Mirai Tokenomics
Everything about dilution, staking, revenue and sustainability
Last updated
Everything about dilution, staking, revenue and sustainability
Last updated
The Mirai Protocol is a lending platform where users can lend and borrow various crypto assets in a decentralized, trustless, and permissionless manner. The platform operates on a revenue sharing model, where the interest generated from lending is distributed among the Lenders, Revenue Splitter, Real Yield Stakers, and the Team Fund.
Lenders: Lenders on the Mirai Protocol will receive a significant portion of the total interest generated as borrowers pay interest. Specifically, they will receive 60% of the interest generated.
Borrowers: Borrowers on the Mirai Protocol are required to pay interest on the assets they borrow. Of this interest, 60% goes to the Lenders, while 40% goes to the Revenue Splitter.
Revenue Splitter: The Revenue Splitter is responsible for distributing the revenue generated by the protocol among different stakeholders. It receives assets in various forms and routes them to the Team Fund and Real Yield Stakers.

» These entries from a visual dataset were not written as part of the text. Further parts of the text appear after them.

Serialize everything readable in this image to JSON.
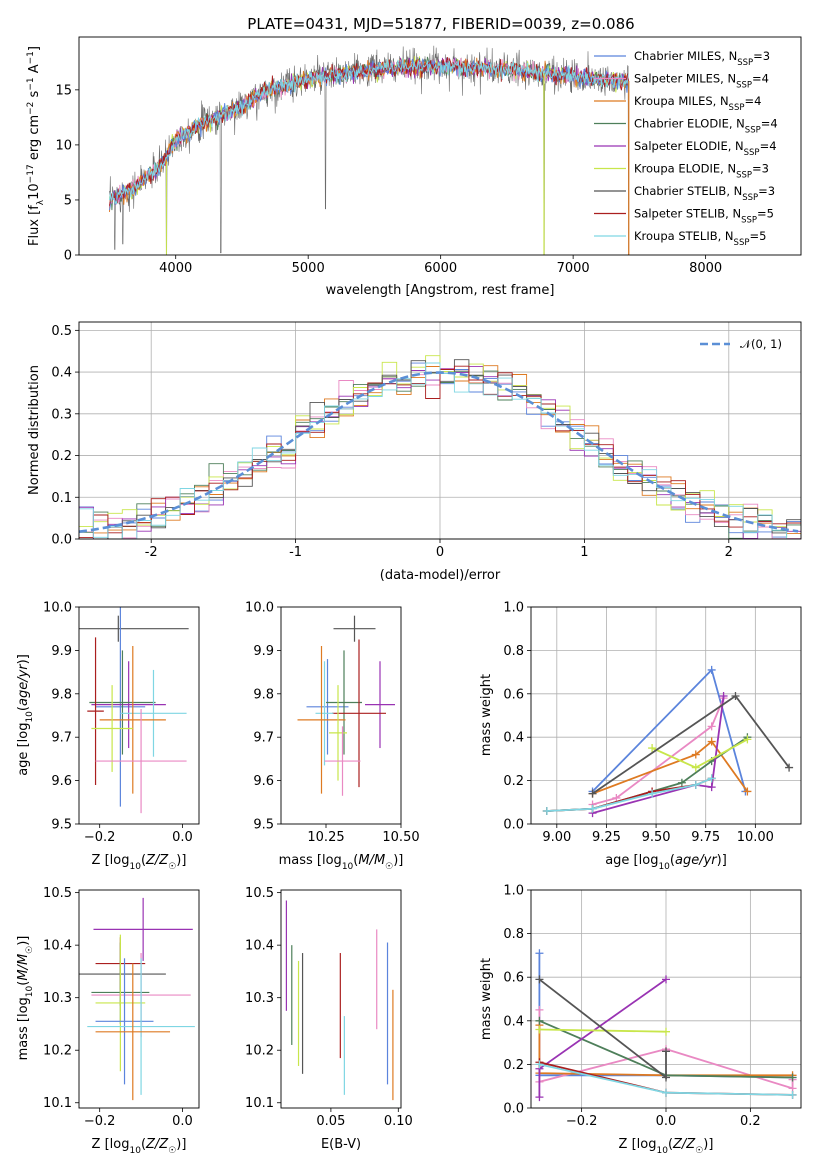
{
  "title": "PLATE=0431, MJD=51877, FIBERID=0039, z=0.086",
  "colors": {
    "chabrier_miles": "#5b84dc",
    "salpeter_miles": "#e989c3",
    "kroupa_miles": "#de7a22",
    "chabrier_elodie": "#4e7f5a",
    "salpeter_elodie": "#9933b3",
    "kroupa_elodie": "#c8e64b",
    "chabrier_stelib": "#555555",
    "salpeter_stelib": "#aa1f1f",
    "kroupa_stelib": "#7fd6e3",
    "gaussian": "#5b8fd6"
  },
  "chart_data": [
    {
      "type": "line",
      "name": "spectrum",
      "xlabel": "wavelength [Angstrom, rest frame]",
      "ylabel": "Flux [f_λ 10^-17 erg cm^-2 s^-1 A^-1]",
      "xlim": [
        3270,
        8720
      ],
      "ylim": [
        0,
        19.8
      ],
      "xticks": [
        4000,
        5000,
        6000,
        7000,
        8000
      ],
      "yticks": [
        0,
        5,
        10,
        15
      ],
      "legend_position": "top-right",
      "series": [
        {
          "name": "Chabrier MILES, N_SSP=3",
          "key": "chabrier_miles"
        },
        {
          "name": "Salpeter MILES, N_SSP=4",
          "key": "salpeter_miles"
        },
        {
          "name": "Kroupa MILES, N_SSP=4",
          "key": "kroupa_miles"
        },
        {
          "name": "Chabrier ELODIE, N_SSP=4",
          "key": "chabrier_elodie"
        },
        {
          "name": "Salpeter ELODIE, N_SSP=4",
          "key": "salpeter_elodie"
        },
        {
          "name": "Kroupa ELODIE, N_SSP=3",
          "key": "kroupa_elodie"
        },
        {
          "name": "Chabrier STELIB, N_SSP=3",
          "key": "chabrier_stelib"
        },
        {
          "name": "Salpeter STELIB, N_SSP=5",
          "key": "salpeter_stelib"
        },
        {
          "name": "Kroupa STELIB, N_SSP=5",
          "key": "kroupa_stelib"
        }
      ],
      "continuum": [
        [
          3500,
          5.0
        ],
        [
          3700,
          6.2
        ],
        [
          3900,
          8.3
        ],
        [
          4000,
          10.5
        ],
        [
          4200,
          12.0
        ],
        [
          4500,
          13.5
        ],
        [
          4700,
          15.0
        ],
        [
          5000,
          16.0
        ],
        [
          5300,
          16.5
        ],
        [
          5600,
          17.0
        ],
        [
          6000,
          17.2
        ],
        [
          6400,
          16.9
        ],
        [
          6800,
          16.5
        ],
        [
          7200,
          16.0
        ],
        [
          7400,
          15.8
        ]
      ],
      "dips": [
        [
          3540,
          0.5
        ],
        [
          3600,
          1.0
        ],
        [
          3930,
          0.0
        ],
        [
          4340,
          0.2
        ],
        [
          5130,
          4.2
        ],
        [
          6780,
          0.0
        ],
        [
          7420,
          0.0
        ]
      ]
    },
    {
      "type": "histogram",
      "name": "residuals",
      "xlabel": "(data-model)/error",
      "ylabel": "Normed distribution",
      "xlim": [
        -2.5,
        2.5
      ],
      "ylim": [
        0,
        0.52
      ],
      "xticks": [
        -2,
        -1,
        0,
        1,
        2
      ],
      "yticks": [
        0.0,
        0.1,
        0.2,
        0.3,
        0.4,
        0.5
      ],
      "ytick_labels": [
        "0.0",
        "0.1",
        "0.2",
        "0.3",
        "0.4",
        "0.5"
      ],
      "legend": "𝒩(0, 1)",
      "legend_position": "top-right",
      "bin_width": 0.1,
      "grid": true
    },
    {
      "type": "scatter",
      "name": "age-vs-Z",
      "xlabel": "Z [log10(Z/Z☉)]",
      "ylabel": "age  [log10(age/yr)]",
      "xlim": [
        -0.25,
        0.04
      ],
      "ylim": [
        9.5,
        10.0
      ],
      "xticks": [
        -0.2,
        0.0
      ],
      "xtick_labels": [
        "−0.2",
        "0.0"
      ],
      "yticks": [
        9.5,
        9.6,
        9.7,
        9.8,
        9.9,
        10.0
      ],
      "ytick_labels": [
        "9.5",
        "9.6",
        "9.7",
        "9.8",
        "9.9",
        "10.0"
      ],
      "points": [
        {
          "key": "chabrier_stelib",
          "x": -0.155,
          "y": 9.95,
          "xerr": 0.17,
          "yerr": 0.03
        },
        {
          "key": "chabrier_miles",
          "x": -0.15,
          "y": 9.77,
          "xerr": 0.06,
          "yerr": 0.23
        },
        {
          "key": "salpeter_elodie",
          "x": -0.13,
          "y": 9.775,
          "xerr": 0.09,
          "yerr": 0.1
        },
        {
          "key": "chabrier_elodie",
          "x": -0.145,
          "y": 9.78,
          "xerr": 0.08,
          "yerr": 0.12
        },
        {
          "key": "salpeter_stelib",
          "x": -0.21,
          "y": 9.76,
          "xerr": 0.02,
          "yerr": 0.17
        },
        {
          "key": "kroupa_stelib",
          "x": -0.07,
          "y": 9.755,
          "xerr": 0.08,
          "yerr": 0.1
        },
        {
          "key": "kroupa_miles",
          "x": -0.12,
          "y": 9.74,
          "xerr": 0.08,
          "yerr": 0.17
        },
        {
          "key": "kroupa_elodie",
          "x": -0.17,
          "y": 9.72,
          "xerr": 0.05,
          "yerr": 0.1
        },
        {
          "key": "salpeter_miles",
          "x": -0.1,
          "y": 9.645,
          "xerr": 0.11,
          "yerr": 0.12
        }
      ]
    },
    {
      "type": "scatter",
      "name": "age-vs-mass",
      "xlabel": "mass [log10(M/M☉)]",
      "xlim": [
        10.1,
        10.5
      ],
      "ylim": [
        9.5,
        10.0
      ],
      "xticks": [
        10.25,
        10.5
      ],
      "xtick_labels": [
        "10.25",
        "10.50"
      ],
      "yticks": [
        9.5,
        9.6,
        9.7,
        9.8,
        9.9,
        10.0
      ],
      "ytick_labels": [
        "9.5",
        "9.6",
        "9.7",
        "9.8",
        "9.9",
        "10.0"
      ],
      "points": [
        {
          "key": "chabrier_stelib",
          "x": 10.345,
          "y": 9.95,
          "xerr": 0.07,
          "yerr": 0.03
        },
        {
          "key": "chabrier_miles",
          "x": 10.255,
          "y": 9.77,
          "xerr": 0.07,
          "yerr": 0.11
        },
        {
          "key": "salpeter_elodie",
          "x": 10.43,
          "y": 9.775,
          "xerr": 0.05,
          "yerr": 0.1
        },
        {
          "key": "chabrier_elodie",
          "x": 10.31,
          "y": 9.78,
          "xerr": 0.06,
          "yerr": 0.12
        },
        {
          "key": "salpeter_stelib",
          "x": 10.36,
          "y": 9.755,
          "xerr": 0.09,
          "yerr": 0.17
        },
        {
          "key": "kroupa_stelib",
          "x": 10.245,
          "y": 9.755,
          "xerr": 0.03,
          "yerr": 0.12
        },
        {
          "key": "kroupa_miles",
          "x": 10.235,
          "y": 9.74,
          "xerr": 0.08,
          "yerr": 0.17
        },
        {
          "key": "kroupa_elodie",
          "x": 10.29,
          "y": 9.71,
          "xerr": 0.03,
          "yerr": 0.11
        },
        {
          "key": "salpeter_miles",
          "x": 10.305,
          "y": 9.645,
          "xerr": 0.06,
          "yerr": 0.08
        }
      ]
    },
    {
      "type": "line",
      "name": "weight-vs-age",
      "xlabel": "age  [log10(age/yr)]",
      "ylabel": "mass weight",
      "xlim": [
        8.87,
        10.23
      ],
      "ylim": [
        0,
        1.0
      ],
      "xticks": [
        9.0,
        9.25,
        9.5,
        9.75,
        10.0
      ],
      "xtick_labels": [
        "9.00",
        "9.25",
        "9.50",
        "9.75",
        "10.00"
      ],
      "yticks": [
        0,
        0.2,
        0.4,
        0.6,
        0.8,
        1.0
      ],
      "ytick_labels": [
        "0.0",
        "0.2",
        "0.4",
        "0.6",
        "0.8",
        "1.0"
      ],
      "grid": true,
      "series": [
        {
          "key": "chabrier_miles",
          "x": [
            9.18,
            9.78,
            9.95
          ],
          "y": [
            0.15,
            0.71,
            0.15
          ]
        },
        {
          "key": "salpeter_miles",
          "x": [
            9.18,
            9.3,
            9.78,
            9.84
          ],
          "y": [
            0.09,
            0.12,
            0.45,
            0.58
          ]
        },
        {
          "key": "kroupa_miles",
          "x": [
            9.18,
            9.7,
            9.78,
            9.96
          ],
          "y": [
            0.14,
            0.32,
            0.38,
            0.15
          ]
        },
        {
          "key": "chabrier_elodie",
          "x": [
            8.95,
            9.18,
            9.63,
            9.78,
            9.96
          ],
          "y": [
            0.06,
            0.07,
            0.19,
            0.29,
            0.4
          ]
        },
        {
          "key": "salpeter_elodie",
          "x": [
            9.18,
            9.7,
            9.78,
            9.84
          ],
          "y": [
            0.05,
            0.18,
            0.17,
            0.59
          ]
        },
        {
          "key": "kroupa_elodie",
          "x": [
            9.48,
            9.7,
            9.96
          ],
          "y": [
            0.35,
            0.26,
            0.39
          ]
        },
        {
          "key": "chabrier_stelib",
          "x": [
            9.18,
            9.9,
            10.17
          ],
          "y": [
            0.14,
            0.59,
            0.26
          ]
        },
        {
          "key": "salpeter_stelib",
          "x": [
            8.95,
            9.18,
            9.48,
            9.7,
            9.78
          ],
          "y": [
            0.06,
            0.07,
            0.15,
            0.18,
            0.21
          ]
        },
        {
          "key": "kroupa_stelib",
          "x": [
            8.95,
            9.18,
            9.48,
            9.7,
            9.78
          ],
          "y": [
            0.06,
            0.07,
            0.14,
            0.18,
            0.21
          ]
        }
      ]
    },
    {
      "type": "scatter",
      "name": "mass-vs-Z",
      "xlabel": "Z [log10(Z/Z☉)]",
      "ylabel": "mass [log10(M/M☉)]",
      "xlim": [
        -0.25,
        0.04
      ],
      "ylim": [
        10.09,
        10.505
      ],
      "xticks": [
        -0.2,
        0.0
      ],
      "xtick_labels": [
        "−0.2",
        "0.0"
      ],
      "yticks": [
        10.1,
        10.2,
        10.3,
        10.4,
        10.5
      ],
      "ytick_labels": [
        "10.1",
        "10.2",
        "10.3",
        "10.4",
        "10.5"
      ],
      "points": [
        {
          "key": "salpeter_elodie",
          "x": -0.095,
          "y": 10.43,
          "xerr": 0.12,
          "yerr": 0.06
        },
        {
          "key": "salpeter_stelib",
          "x": -0.15,
          "y": 10.365,
          "xerr": 0.06,
          "yerr": 0.05
        },
        {
          "key": "chabrier_stelib",
          "x": -0.15,
          "y": 10.345,
          "xerr": 0.11,
          "yerr": 0.06
        },
        {
          "key": "chabrier_elodie",
          "x": -0.15,
          "y": 10.31,
          "xerr": 0.07,
          "yerr": 0.06
        },
        {
          "key": "salpeter_miles",
          "x": -0.1,
          "y": 10.305,
          "xerr": 0.12,
          "yerr": 0.08
        },
        {
          "key": "kroupa_elodie",
          "x": -0.15,
          "y": 10.29,
          "xerr": 0.06,
          "yerr": 0.13
        },
        {
          "key": "chabrier_miles",
          "x": -0.14,
          "y": 10.255,
          "xerr": 0.07,
          "yerr": 0.12
        },
        {
          "key": "kroupa_stelib",
          "x": -0.1,
          "y": 10.245,
          "xerr": 0.13,
          "yerr": 0.13
        },
        {
          "key": "kroupa_miles",
          "x": -0.12,
          "y": 10.235,
          "xerr": 0.09,
          "yerr": 0.13
        }
      ]
    },
    {
      "type": "errorbar",
      "name": "mass-vs-ebv",
      "xlabel": "E(B-V)",
      "xlim": [
        0.013,
        0.102
      ],
      "ylim": [
        10.09,
        10.505
      ],
      "xticks": [
        0.05,
        0.1
      ],
      "xtick_labels": [
        "0.05",
        "0.10"
      ],
      "yticks": [
        10.1,
        10.2,
        10.3,
        10.4,
        10.5
      ],
      "ytick_labels": [
        "10.1",
        "10.2",
        "10.3",
        "10.4",
        "10.5"
      ],
      "points": [
        {
          "key": "salpeter_elodie",
          "x": 0.017,
          "y": 10.38,
          "yerr": 0.105
        },
        {
          "key": "chabrier_elodie",
          "x": 0.021,
          "y": 10.305,
          "yerr": 0.095
        },
        {
          "key": "kroupa_elodie",
          "x": 0.026,
          "y": 10.27,
          "yerr": 0.1
        },
        {
          "key": "chabrier_stelib",
          "x": 0.029,
          "y": 10.27,
          "yerr": 0.115
        },
        {
          "key": "salpeter_stelib",
          "x": 0.057,
          "y": 10.285,
          "yerr": 0.1
        },
        {
          "key": "kroupa_stelib",
          "x": 0.06,
          "y": 10.19,
          "yerr": 0.075
        },
        {
          "key": "salpeter_miles",
          "x": 0.084,
          "y": 10.335,
          "yerr": 0.095
        },
        {
          "key": "chabrier_miles",
          "x": 0.092,
          "y": 10.27,
          "yerr": 0.135
        },
        {
          "key": "kroupa_miles",
          "x": 0.096,
          "y": 10.21,
          "yerr": 0.105
        }
      ]
    },
    {
      "type": "line",
      "name": "weight-vs-Z",
      "xlabel": "Z [log10(Z/Z☉)]",
      "ylabel": "mass weight",
      "xlim": [
        -0.32,
        0.32
      ],
      "ylim": [
        0,
        1.0
      ],
      "xticks": [
        -0.2,
        0.0,
        0.2
      ],
      "xtick_labels": [
        "−0.2",
        "0.0",
        "0.2"
      ],
      "yticks": [
        0,
        0.2,
        0.4,
        0.6,
        0.8,
        1.0
      ],
      "ytick_labels": [
        "0.0",
        "0.2",
        "0.4",
        "0.6",
        "0.8",
        "1.0"
      ],
      "grid": true,
      "series": [
        {
          "key": "chabrier_miles",
          "x": [
            -0.3,
            -0.3,
            0.0,
            0.3
          ],
          "y": [
            0.71,
            0.15,
            0.15,
            0.14
          ]
        },
        {
          "key": "salpeter_miles",
          "x": [
            -0.3,
            -0.3,
            0.0,
            0.3,
            0.3
          ],
          "y": [
            0.45,
            0.12,
            0.27,
            0.09,
            0.13
          ]
        },
        {
          "key": "kroupa_miles",
          "x": [
            -0.3,
            -0.3,
            0.0,
            0.3
          ],
          "y": [
            0.38,
            0.16,
            0.15,
            0.15
          ]
        },
        {
          "key": "chabrier_elodie",
          "x": [
            -0.3,
            0.0,
            0.3
          ],
          "y": [
            0.4,
            0.15,
            0.14
          ]
        },
        {
          "key": "salpeter_elodie",
          "x": [
            -0.3,
            -0.3,
            0.0
          ],
          "y": [
            0.05,
            0.18,
            0.59
          ]
        },
        {
          "key": "kroupa_elodie",
          "x": [
            -0.3,
            0.0
          ],
          "y": [
            0.36,
            0.35
          ]
        },
        {
          "key": "chabrier_stelib",
          "x": [
            -0.3,
            0.0,
            0.0
          ],
          "y": [
            0.59,
            0.14,
            0.26
          ]
        },
        {
          "key": "salpeter_stelib",
          "x": [
            -0.3,
            0.0,
            0.3
          ],
          "y": [
            0.21,
            0.07,
            0.06
          ]
        },
        {
          "key": "kroupa_stelib",
          "x": [
            -0.3,
            0.0,
            0.3
          ],
          "y": [
            0.2,
            0.07,
            0.06
          ]
        }
      ]
    }
  ]
}
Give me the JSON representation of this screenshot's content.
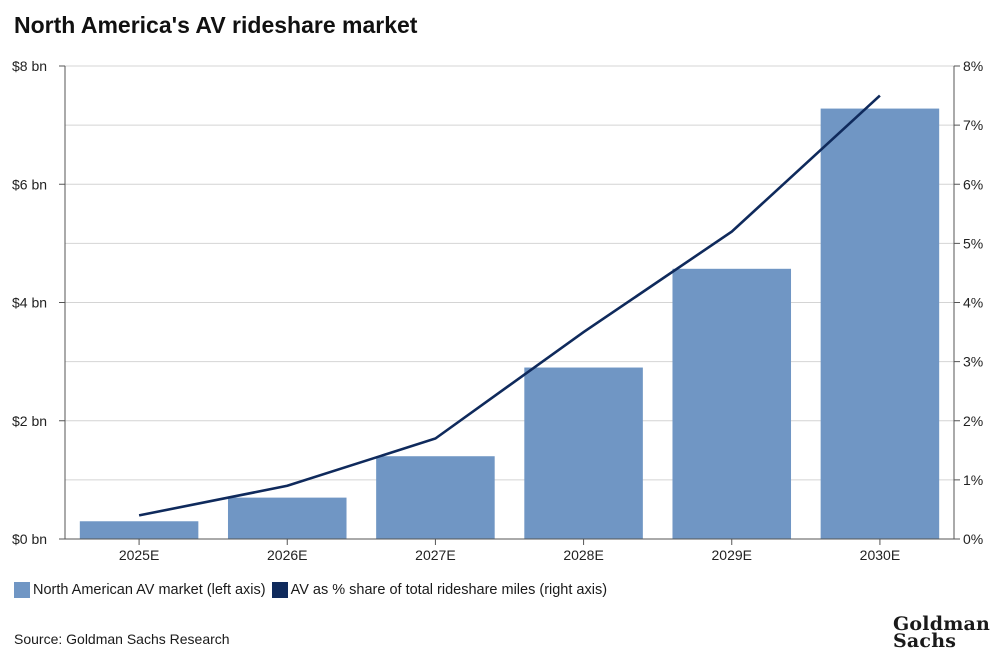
{
  "title": "North America's AV rideshare market",
  "chart_data": {
    "type": "bar",
    "categories": [
      "2025E",
      "2026E",
      "2027E",
      "2028E",
      "2029E",
      "2030E"
    ],
    "series": [
      {
        "name": "North American AV market (left axis)",
        "type": "bar",
        "axis": "left",
        "color": "#7096c4",
        "values": [
          0.3,
          0.7,
          1.4,
          2.9,
          4.57,
          7.28
        ]
      },
      {
        "name": "AV as % share of total rideshare miles (right axis)",
        "type": "line",
        "axis": "right",
        "color": "#0f2a5c",
        "values": [
          0.4,
          0.9,
          1.7,
          3.5,
          5.2,
          7.5
        ]
      }
    ],
    "left_axis": {
      "ticks": [
        "$0 bn",
        "$2 bn",
        "$4 bn",
        "$6 bn",
        "$8 bn"
      ],
      "range": [
        0,
        8
      ]
    },
    "right_axis": {
      "ticks": [
        "0%",
        "1%",
        "2%",
        "3%",
        "4%",
        "5%",
        "6%",
        "7%",
        "8%"
      ],
      "range": [
        0,
        8
      ]
    },
    "grid": true,
    "legend_position": "bottom-left"
  },
  "legend": [
    {
      "label": "North American AV market (left axis)",
      "color": "#7096c4"
    },
    {
      "label": "AV as % share of total rideshare miles (right axis)",
      "color": "#0f2a5c"
    }
  ],
  "source": "Source: Goldman Sachs Research",
  "logo": {
    "line1": "Goldman",
    "line2": "Sachs"
  }
}
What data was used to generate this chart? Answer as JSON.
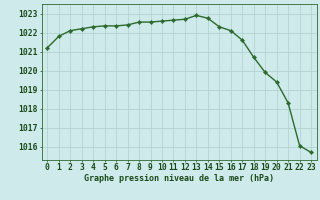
{
  "x": [
    0,
    1,
    2,
    3,
    4,
    5,
    6,
    7,
    8,
    9,
    10,
    11,
    12,
    13,
    14,
    15,
    16,
    17,
    18,
    19,
    20,
    21,
    22,
    23
  ],
  "y": [
    1021.2,
    1021.8,
    1022.1,
    1022.2,
    1022.3,
    1022.35,
    1022.35,
    1022.4,
    1022.55,
    1022.55,
    1022.6,
    1022.65,
    1022.7,
    1022.9,
    1022.75,
    1022.3,
    1022.1,
    1021.6,
    1020.7,
    1019.9,
    1019.4,
    1018.3,
    1016.05,
    1015.7
  ],
  "line_color": "#2d6a2d",
  "marker": "D",
  "marker_size": 2.2,
  "bg_color": "#ceeaea",
  "grid_color": "#aed0d0",
  "ylabel_ticks": [
    1016,
    1017,
    1018,
    1019,
    1020,
    1021,
    1022,
    1023
  ],
  "xlabel": "Graphe pression niveau de la mer (hPa)",
  "ylim": [
    1015.3,
    1023.5
  ],
  "xlim": [
    -0.5,
    23.5
  ],
  "title_color": "#1a4a1a",
  "xlabel_fontsize": 6.0,
  "tick_fontsize": 5.8,
  "line_width": 1.0
}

Real Yield Staker: MIRAI token holders have the opportunity to lock up their tokens for a period of time, called an epoch, in exchange for real yield in the form of various assets such as ETH, BTC, DAI, USDC, USDT, and other blue-chip assets. Users are able to withdraw their assets at any point, but doing so would forfeit the yield they would have received.
Team Fund: A portion of the revenue generated by the protocol, specifically 45%, is allocated to the Team Fund. These funds are used to cover expenses such as salaries, marketing, development, and other operational costs.